While rural Clinical Commissioning Groups (CCGs) have better or similar outcomes to urban ones, likely due to being generally more affluent, ‘huge health inequalities remain in many areas’. In Cumbria, a region ‘with striking inequalities and diverse geographies’, to the east and south of the county, including the Eden Valley and Appleby-in-Westmorland, communities are generally affluent, and life expectancy long. However, to the west, there are small coastal towns with ‘significant deprivation’. In the borough of Copeland, for example, the rate of alcohol-related admissions is 774 per 100,000 population – worse than the average for England.
Similar differences can be seen across child health and life expectancy. not just between those two boroughs. but also between Eden and Barrow-in-Furness. The rate of child obesity among children aged 10-11 in Eden is 16.2%, compared with 25.5% in Barrow-in-Furness. Life expectancy in Eden is 82.0 years, but in Barrow-in-Furness only 77.1 years. The report’s authors say this ‘highlights the existence of pockets that often get overlooked when it comes to rural medicine, indicating that a more unique approach to rural healthcare is needed’.

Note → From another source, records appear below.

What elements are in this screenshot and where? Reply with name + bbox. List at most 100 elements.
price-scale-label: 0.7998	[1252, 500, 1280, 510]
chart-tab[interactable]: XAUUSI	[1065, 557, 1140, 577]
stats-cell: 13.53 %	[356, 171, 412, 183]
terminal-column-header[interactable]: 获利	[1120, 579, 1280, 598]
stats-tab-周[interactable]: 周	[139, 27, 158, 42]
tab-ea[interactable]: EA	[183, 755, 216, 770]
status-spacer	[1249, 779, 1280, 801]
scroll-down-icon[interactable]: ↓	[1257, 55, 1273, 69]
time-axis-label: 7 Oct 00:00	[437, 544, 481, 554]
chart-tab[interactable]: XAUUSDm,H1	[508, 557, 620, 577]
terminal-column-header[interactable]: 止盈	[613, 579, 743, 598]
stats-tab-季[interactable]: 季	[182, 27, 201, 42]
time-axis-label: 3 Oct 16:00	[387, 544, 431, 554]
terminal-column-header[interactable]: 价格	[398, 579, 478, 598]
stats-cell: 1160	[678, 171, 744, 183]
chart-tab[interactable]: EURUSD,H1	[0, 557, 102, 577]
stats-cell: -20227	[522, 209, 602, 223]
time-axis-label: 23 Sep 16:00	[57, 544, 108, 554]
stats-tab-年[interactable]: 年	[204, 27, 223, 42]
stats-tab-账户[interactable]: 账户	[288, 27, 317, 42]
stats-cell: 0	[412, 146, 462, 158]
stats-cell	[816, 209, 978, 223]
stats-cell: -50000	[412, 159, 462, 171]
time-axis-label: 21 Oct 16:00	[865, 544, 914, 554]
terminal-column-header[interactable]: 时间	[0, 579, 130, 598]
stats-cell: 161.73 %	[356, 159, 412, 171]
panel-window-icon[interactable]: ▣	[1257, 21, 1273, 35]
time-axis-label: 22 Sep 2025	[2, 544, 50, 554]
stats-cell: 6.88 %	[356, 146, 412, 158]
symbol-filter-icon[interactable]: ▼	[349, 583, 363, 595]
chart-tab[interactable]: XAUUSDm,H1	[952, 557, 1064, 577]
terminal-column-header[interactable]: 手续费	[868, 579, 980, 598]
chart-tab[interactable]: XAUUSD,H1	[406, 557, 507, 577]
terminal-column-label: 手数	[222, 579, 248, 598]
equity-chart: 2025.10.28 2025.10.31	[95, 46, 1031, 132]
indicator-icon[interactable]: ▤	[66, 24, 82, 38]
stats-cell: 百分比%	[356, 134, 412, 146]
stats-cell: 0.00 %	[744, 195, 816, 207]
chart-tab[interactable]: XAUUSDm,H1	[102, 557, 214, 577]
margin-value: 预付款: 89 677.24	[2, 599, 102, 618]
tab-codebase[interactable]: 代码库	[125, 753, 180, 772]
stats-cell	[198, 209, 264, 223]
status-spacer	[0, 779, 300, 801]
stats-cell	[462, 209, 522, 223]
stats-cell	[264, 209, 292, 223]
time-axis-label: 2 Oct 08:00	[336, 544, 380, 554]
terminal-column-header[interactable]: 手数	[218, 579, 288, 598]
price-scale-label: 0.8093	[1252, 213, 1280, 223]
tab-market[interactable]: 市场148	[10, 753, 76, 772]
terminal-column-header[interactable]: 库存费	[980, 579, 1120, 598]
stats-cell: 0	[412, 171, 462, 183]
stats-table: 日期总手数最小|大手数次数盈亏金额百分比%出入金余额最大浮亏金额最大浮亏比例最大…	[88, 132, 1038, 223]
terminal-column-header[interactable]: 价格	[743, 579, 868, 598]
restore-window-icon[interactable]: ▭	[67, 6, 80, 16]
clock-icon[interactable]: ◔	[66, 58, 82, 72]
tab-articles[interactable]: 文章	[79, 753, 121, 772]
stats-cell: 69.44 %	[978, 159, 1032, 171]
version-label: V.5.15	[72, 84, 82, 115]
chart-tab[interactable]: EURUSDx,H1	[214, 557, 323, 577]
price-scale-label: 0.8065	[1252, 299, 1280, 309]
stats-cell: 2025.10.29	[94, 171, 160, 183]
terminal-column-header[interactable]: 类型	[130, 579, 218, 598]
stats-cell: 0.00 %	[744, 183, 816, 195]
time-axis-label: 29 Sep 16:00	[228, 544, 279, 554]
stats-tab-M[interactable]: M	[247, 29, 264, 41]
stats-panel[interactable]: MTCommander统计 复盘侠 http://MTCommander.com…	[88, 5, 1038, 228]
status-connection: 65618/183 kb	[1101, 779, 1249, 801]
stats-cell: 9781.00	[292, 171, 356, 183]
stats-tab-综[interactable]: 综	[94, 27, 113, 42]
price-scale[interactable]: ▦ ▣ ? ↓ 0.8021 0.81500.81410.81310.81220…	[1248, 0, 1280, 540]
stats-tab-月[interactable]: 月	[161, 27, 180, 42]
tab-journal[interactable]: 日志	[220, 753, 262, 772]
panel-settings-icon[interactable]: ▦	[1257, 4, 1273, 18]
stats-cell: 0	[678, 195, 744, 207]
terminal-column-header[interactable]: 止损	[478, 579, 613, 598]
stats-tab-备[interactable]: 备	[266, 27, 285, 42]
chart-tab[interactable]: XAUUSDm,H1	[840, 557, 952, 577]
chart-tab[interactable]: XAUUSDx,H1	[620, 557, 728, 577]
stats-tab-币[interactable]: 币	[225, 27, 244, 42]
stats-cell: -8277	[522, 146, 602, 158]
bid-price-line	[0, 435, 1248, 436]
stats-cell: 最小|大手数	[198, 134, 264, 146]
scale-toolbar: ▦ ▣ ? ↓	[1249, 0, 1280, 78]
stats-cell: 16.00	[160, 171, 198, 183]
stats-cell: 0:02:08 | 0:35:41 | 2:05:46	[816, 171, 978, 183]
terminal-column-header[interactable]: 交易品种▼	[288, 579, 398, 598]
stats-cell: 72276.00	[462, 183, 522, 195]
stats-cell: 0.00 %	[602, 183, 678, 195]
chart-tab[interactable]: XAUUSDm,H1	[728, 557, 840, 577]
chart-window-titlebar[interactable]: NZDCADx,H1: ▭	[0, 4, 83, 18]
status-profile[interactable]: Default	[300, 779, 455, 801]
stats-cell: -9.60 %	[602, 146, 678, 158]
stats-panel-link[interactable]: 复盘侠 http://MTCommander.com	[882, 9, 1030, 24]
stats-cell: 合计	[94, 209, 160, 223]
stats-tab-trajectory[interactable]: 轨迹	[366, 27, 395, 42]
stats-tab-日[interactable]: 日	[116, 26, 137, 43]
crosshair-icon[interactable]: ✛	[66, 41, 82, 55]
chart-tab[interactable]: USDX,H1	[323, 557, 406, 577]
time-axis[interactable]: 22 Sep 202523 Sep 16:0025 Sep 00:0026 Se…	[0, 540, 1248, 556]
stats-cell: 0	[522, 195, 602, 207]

The report identified five ‘solutions’ for achieving an equitable health service for all:
- Better training for rural clinicians;
- More training for pharmacists and professions allied to medicine.
- Connectivity in rural areas to reduce isolation and accelerate the uptake of digital health solutions.
- Accelerating digital uptake and training on digital health skills for the clinical workforce
- Addressing ‘the recruitment crisis in rural areas ‘by incentivising clinicians to take rural jobs.
Professor Catherine Jackson, Executive Dean, Faculty of Clinical & Biomedical Sciences, and head of the School of Medicine at UCLan, said: “Because doctors now specialise at a much earlier stage than they used to, both primary and secondary care doctors feel uncomfortable in a remote and rural setting. Primary care doctors of my generation who went to work in remote and rural locations had usually all done something else beforehand – they’d been a surgeon or an anaesthetist or, as in my case, a physician – so brought additional experience. Because of the training routes for doctors, that increasingly doesn’t happen anymore.
“At UCLan, we’ve created a number of courses specifically designed to train remote and rural practitioners, basically wherever help isn’t coming very quickly. They could be working here in the UK, on oil platforms, in the middle of the desert, or in an aeroplane. It’s to provide people with the skills, competencies, and confidence to practice, so they feel able to go and work in these places – to be able to practice safely and to provide a very good standard of care.”